We are developing systematic methodology to deduce interfacial conformation and orientation of peptides and proteins.

This methodology is a combined approach with SFG measurements, Hamiltonian spectra calculation, spectral matching between experimental and calculated spectra, molecular dynamics simulations, and isotope labeling.

This method is widely applicable to study peptides and proteins at interfaces such as membrane proteins, surface immobilized enzymes and peptides, membrane associated antimicrobial peptides, antibody drugs on surfaces, physically adsorbed proteins, and adhesive proteins/peptides adhered to surfaces, etc.


Surface Immobilized Peptides

Surface immobilized peptides are widely used for biosening, bacteria capture, antimicrobial coating etc.

Using SFG supplemented by other analytical tools such as ATR-FTIR and CD spectroscopy, we are studying conformation and orientation of surface immobilized peptides.

Surface immobilized antimicrobial peptides and peptide linkers to bind antibodies for medical diagnosis are under the current investigation.


Interfacial Enzymes

Interfacial enzymes are widely used for biosensing, biochips, biocatalysis, and polymer biodegradation.

We are applying SFG to study orientation and conformation of a variety of interfacial enzymes.

The interfacial enzyme structures are correlated to enzymatic activity to understand the structure-function relationships of interfacial enzymes.

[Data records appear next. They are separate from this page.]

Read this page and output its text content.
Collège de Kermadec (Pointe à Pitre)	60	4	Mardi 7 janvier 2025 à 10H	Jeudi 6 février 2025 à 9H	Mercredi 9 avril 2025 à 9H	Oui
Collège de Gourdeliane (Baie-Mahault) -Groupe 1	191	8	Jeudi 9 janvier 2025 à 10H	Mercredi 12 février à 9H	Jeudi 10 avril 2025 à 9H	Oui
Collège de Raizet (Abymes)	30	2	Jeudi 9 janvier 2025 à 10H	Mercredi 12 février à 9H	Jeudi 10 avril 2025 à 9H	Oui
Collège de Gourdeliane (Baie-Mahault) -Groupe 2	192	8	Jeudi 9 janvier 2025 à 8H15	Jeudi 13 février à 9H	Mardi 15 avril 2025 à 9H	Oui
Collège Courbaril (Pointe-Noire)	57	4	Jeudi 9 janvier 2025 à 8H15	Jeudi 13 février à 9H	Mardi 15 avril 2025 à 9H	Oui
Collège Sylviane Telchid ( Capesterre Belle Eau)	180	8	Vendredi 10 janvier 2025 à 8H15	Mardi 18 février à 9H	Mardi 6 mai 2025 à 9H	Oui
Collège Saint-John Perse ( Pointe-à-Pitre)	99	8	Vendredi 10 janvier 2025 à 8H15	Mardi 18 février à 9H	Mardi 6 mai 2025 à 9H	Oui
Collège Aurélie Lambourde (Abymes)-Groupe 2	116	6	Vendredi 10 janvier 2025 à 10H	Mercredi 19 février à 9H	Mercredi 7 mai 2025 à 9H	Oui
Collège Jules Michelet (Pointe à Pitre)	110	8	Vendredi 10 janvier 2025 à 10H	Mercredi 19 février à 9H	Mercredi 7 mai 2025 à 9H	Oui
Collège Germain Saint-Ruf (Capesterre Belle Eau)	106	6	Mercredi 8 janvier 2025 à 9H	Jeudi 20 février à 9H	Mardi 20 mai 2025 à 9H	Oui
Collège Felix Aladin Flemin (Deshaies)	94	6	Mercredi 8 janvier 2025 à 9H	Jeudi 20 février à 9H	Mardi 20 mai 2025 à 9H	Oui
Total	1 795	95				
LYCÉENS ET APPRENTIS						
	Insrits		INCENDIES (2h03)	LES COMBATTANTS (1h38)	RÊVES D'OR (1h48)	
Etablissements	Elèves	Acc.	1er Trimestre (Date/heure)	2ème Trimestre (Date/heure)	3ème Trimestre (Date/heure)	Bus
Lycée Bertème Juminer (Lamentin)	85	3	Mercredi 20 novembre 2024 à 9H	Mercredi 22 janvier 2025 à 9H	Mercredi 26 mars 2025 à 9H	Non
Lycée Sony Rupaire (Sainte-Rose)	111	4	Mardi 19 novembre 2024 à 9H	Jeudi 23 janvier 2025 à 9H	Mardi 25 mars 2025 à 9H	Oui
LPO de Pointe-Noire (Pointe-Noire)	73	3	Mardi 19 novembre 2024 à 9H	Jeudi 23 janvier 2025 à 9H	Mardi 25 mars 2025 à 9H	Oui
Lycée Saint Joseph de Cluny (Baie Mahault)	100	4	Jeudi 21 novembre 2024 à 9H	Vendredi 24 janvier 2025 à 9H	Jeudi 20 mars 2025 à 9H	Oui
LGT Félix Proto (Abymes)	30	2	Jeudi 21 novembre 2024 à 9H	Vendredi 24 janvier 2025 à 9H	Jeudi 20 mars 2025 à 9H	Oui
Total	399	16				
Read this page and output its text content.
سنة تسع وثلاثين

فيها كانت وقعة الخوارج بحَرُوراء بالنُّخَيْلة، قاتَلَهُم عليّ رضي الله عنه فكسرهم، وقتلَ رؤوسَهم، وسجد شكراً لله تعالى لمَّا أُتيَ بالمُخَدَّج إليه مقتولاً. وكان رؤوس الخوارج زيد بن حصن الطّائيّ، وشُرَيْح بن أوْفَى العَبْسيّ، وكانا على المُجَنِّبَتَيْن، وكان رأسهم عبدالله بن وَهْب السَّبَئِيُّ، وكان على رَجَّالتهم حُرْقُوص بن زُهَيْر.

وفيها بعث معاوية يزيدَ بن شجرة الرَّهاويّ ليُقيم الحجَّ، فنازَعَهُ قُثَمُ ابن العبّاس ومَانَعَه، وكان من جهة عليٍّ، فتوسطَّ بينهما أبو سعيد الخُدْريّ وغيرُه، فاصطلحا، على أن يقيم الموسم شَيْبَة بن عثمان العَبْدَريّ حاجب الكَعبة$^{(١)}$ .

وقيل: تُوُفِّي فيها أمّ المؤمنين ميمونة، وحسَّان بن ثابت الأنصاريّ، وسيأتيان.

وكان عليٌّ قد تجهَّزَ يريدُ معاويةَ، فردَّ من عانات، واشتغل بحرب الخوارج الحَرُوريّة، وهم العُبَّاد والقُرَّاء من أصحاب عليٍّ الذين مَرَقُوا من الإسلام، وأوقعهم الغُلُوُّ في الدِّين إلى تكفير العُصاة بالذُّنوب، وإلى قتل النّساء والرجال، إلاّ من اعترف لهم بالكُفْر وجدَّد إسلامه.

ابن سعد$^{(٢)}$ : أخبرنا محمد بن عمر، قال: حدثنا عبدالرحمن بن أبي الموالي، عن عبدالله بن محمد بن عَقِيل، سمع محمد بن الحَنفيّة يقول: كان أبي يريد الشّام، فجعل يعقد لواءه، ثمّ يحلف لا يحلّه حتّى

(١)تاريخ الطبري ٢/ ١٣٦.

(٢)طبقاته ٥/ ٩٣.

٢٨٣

Protein Drug and Protein Vaccine

Antibody drugs have been rapidly developed to cure many diseases including COVID-19 infection. During the production, storage, and administration processes, antibody drug molecules have extensive interactions with various surfaces. Such interactions may lead to the aggregation and denaturation of the protein, resulting in reduced drug efficiency.

We are using SFG to investigate time-dependent molecular interactions between antibody molecules and various surfaces in situ in real time. In addition, the effects of surfactant on such interactions are also examined to prevent or minimize such interactions.

We are also using SFG to study molecular interactions between protein and other molecules in vaccine formulation.